The district court issued a minute order summarily denying William’s motion without either holding an evidentiary hearing or stating a factual and legal basis for its ruling, finding that William had not alleged that there had been a substantial change in the circumstances affecting the children’s welfare, and had failed to satisfy Rooney’s terms because he had not established an adequate cause for an evidentiary hearing.

On appeal, the district court was found not to have abused its discretion in denying William’s motion for custody modification without holding an evidentiary hearing. Rooney gives a district court discretion to deny a motion for physical custody modification without an evidentiary hearing unless the movant demonstrated adequate cause, which William failed to do by not asserting a substantial change in circumstances. And after Romano, a district court need not first determine the custodial schedule parties are following before conducting the Ellis analysis. Without specific facts establishing a prima facie case and no citations to relevant authorities, William’s argument was not considered.

The judgment of the district court was affirmed.

 

SC Unpub

Egosi v. Egosi, No. 83454, Order Affirming in Part, Vacating in Part, and Remanding (Unpublished Disposition, June 17, 2022)

This is the second appeal between the same parties.

When Yoav Egosi and Patricia Egosi divorced, the district court ordered joint physical and legal custody and sanctioned Yoav for contempt for noncompliance with previous court orders regarding obtaining a valuation of a marital asset.

On appeal, the district court was found not to have abused its discretion regarding its child custody decisions because Yoav had opportunity to present his evidence, and he did not argue that there was any further evidence he was prevented from putting forward. Furthermore, the district court was correct to find a change in circumstances affecting the parties’ child’s welfare: Patricia had made considerable improvements to her mental stability. Considering Patricia became a more fit parent as a result, it served the child’s best interest to have joint custody.

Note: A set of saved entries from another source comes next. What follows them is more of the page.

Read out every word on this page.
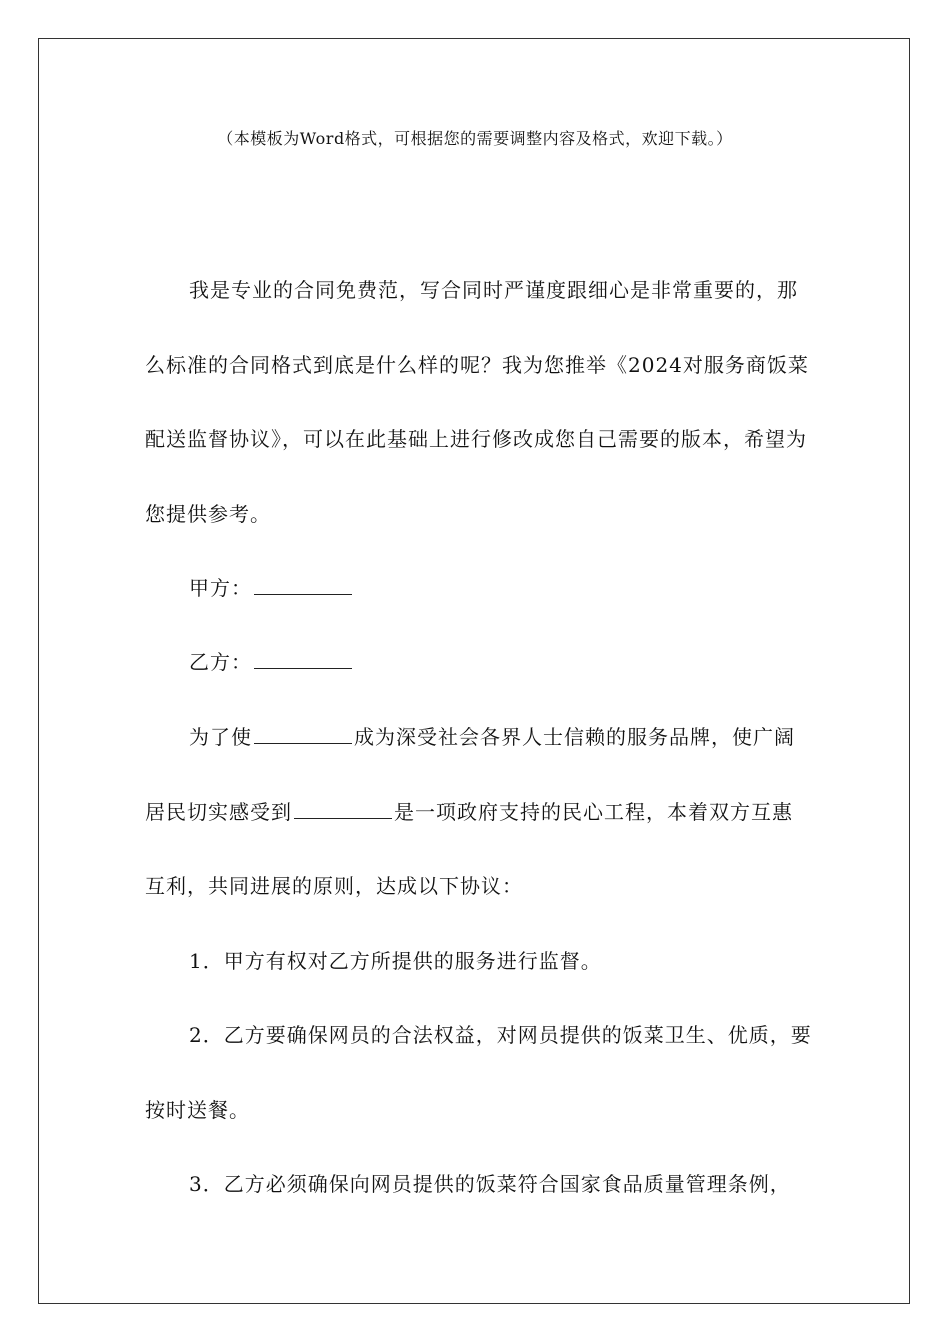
（本模板为Word格式，可根据您的需要调整内容及格式，欢迎下载。）

我是专业的合同免费范，写合同时严谨度跟细心是非常重要的，那么标准的合同格式到底是什么样的呢？我为您推举《2024对服务商饭菜配送监督协议》，可以在此基础上进行修改成您自己需要的版本，希望为您提供参考。

甲方：

乙方：

为了使	成为深受社会各界人士信赖的服务品牌，使广阔居民切实感受到	是一项政府支持的民心工程，本着双方互惠互利，共同进展的原则，达成以下协议：

1．甲方有权对乙方所提供的服务进行监督。

2．乙方要确保网员的合法权益，对网员提供的饭菜卫生、优质，要按时送餐。

3．乙方必须确保向网员提供的饭菜符合国家食品质量管理条例，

The district court was also found to have appropriately construed Georgia law in concluding that the prenuptial agreement, which was governed by Georgia law, was valid in part. Yoav had made a limited and late disclosure of assets, had a superior financial position when the agreement was entered, and had a better understanding of the agreement; thus, only the property specifically identified would be presumed to be separate property under the agreement. Furthermore, the court may modify the determinations made in oral pronouncements when it files written orders, so the district court had not erred in this regard either.

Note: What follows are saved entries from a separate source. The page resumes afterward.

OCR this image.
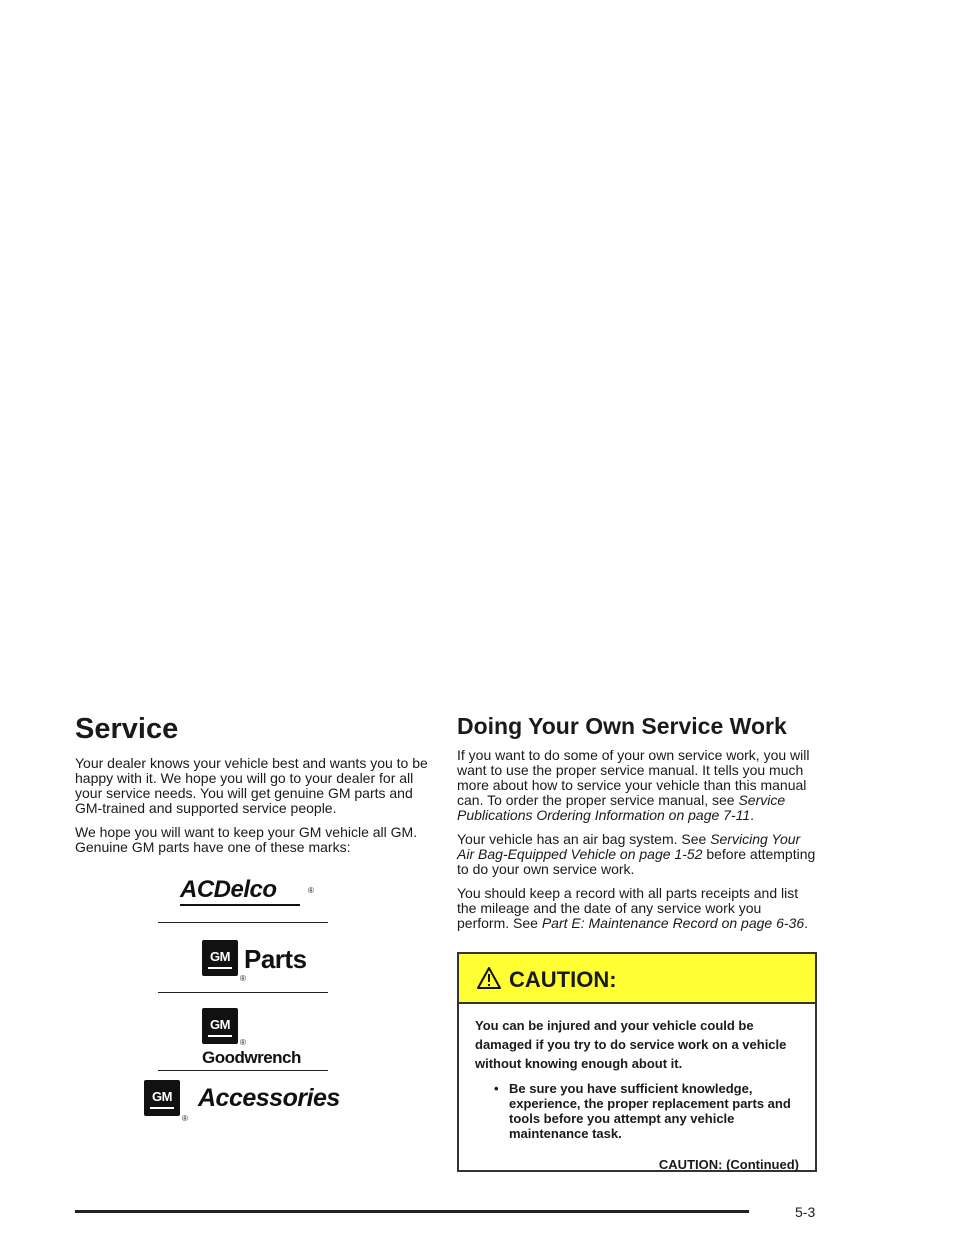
Service

Your dealer knows your vehicle best and wants you to be happy with it. We hope you will go to your dealer for all your service needs. You will get genuine GM parts and GM-trained and supported service people.

We hope you will want to keep your GM vehicle all GM. Genuine GM parts have one of these marks:

ACDelco	®
GM
®
Parts
GM
®
Goodwrench
GM
®
Accessories
Doing Your Own Service Work

If you want to do some of your own service work, you will want to use the proper service manual. It tells you much more about how to service your vehicle than this manual can. To order the proper service manual, see Service Publications Ordering Information on page 7-11.

Your vehicle has an air bag system. See Servicing Your Air Bag-Equipped Vehicle on page 1-52 before attempting to do your own service work.

You should keep a record with all parts receipts and list the mileage and the date of any service work you perform. See Part E: Maintenance Record on page 6-36.

CAUTION:

You can be injured and your vehicle could be damaged if you try to do service work on a vehicle without knowing enough about it.

• Be sure you have sufficient knowledge, experience, the proper replacement parts and tools before you attempt any vehicle maintenance task.
CAUTION: (Continued)
5-3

As all property acquired after marriage was presumed to be community property and Joi Biz was formed after Yoav and Patricia married, Joi Biz was correctly found to be community property. Yoav failed to comply with the court order to pay $3,500 for a forensic expert to value Joi Biz until 1,050 days after the deadline, after which Yoav was sanctioned by $100 per day of unnecessary delay. However, the contempt sanction was civil in nature and limited to a party’s actual loss. Thus, the district court abused its discretion in imposing a sanction based on a daily penalty instead of determining Patricia’s actual losses incurred as a result of Yoav’s delay.

Thus, the judgment of the district court was affirmed in part and vacated in part, and remanded for proceedings to calculate the appropriate sanction based on Patricia’s actual loss.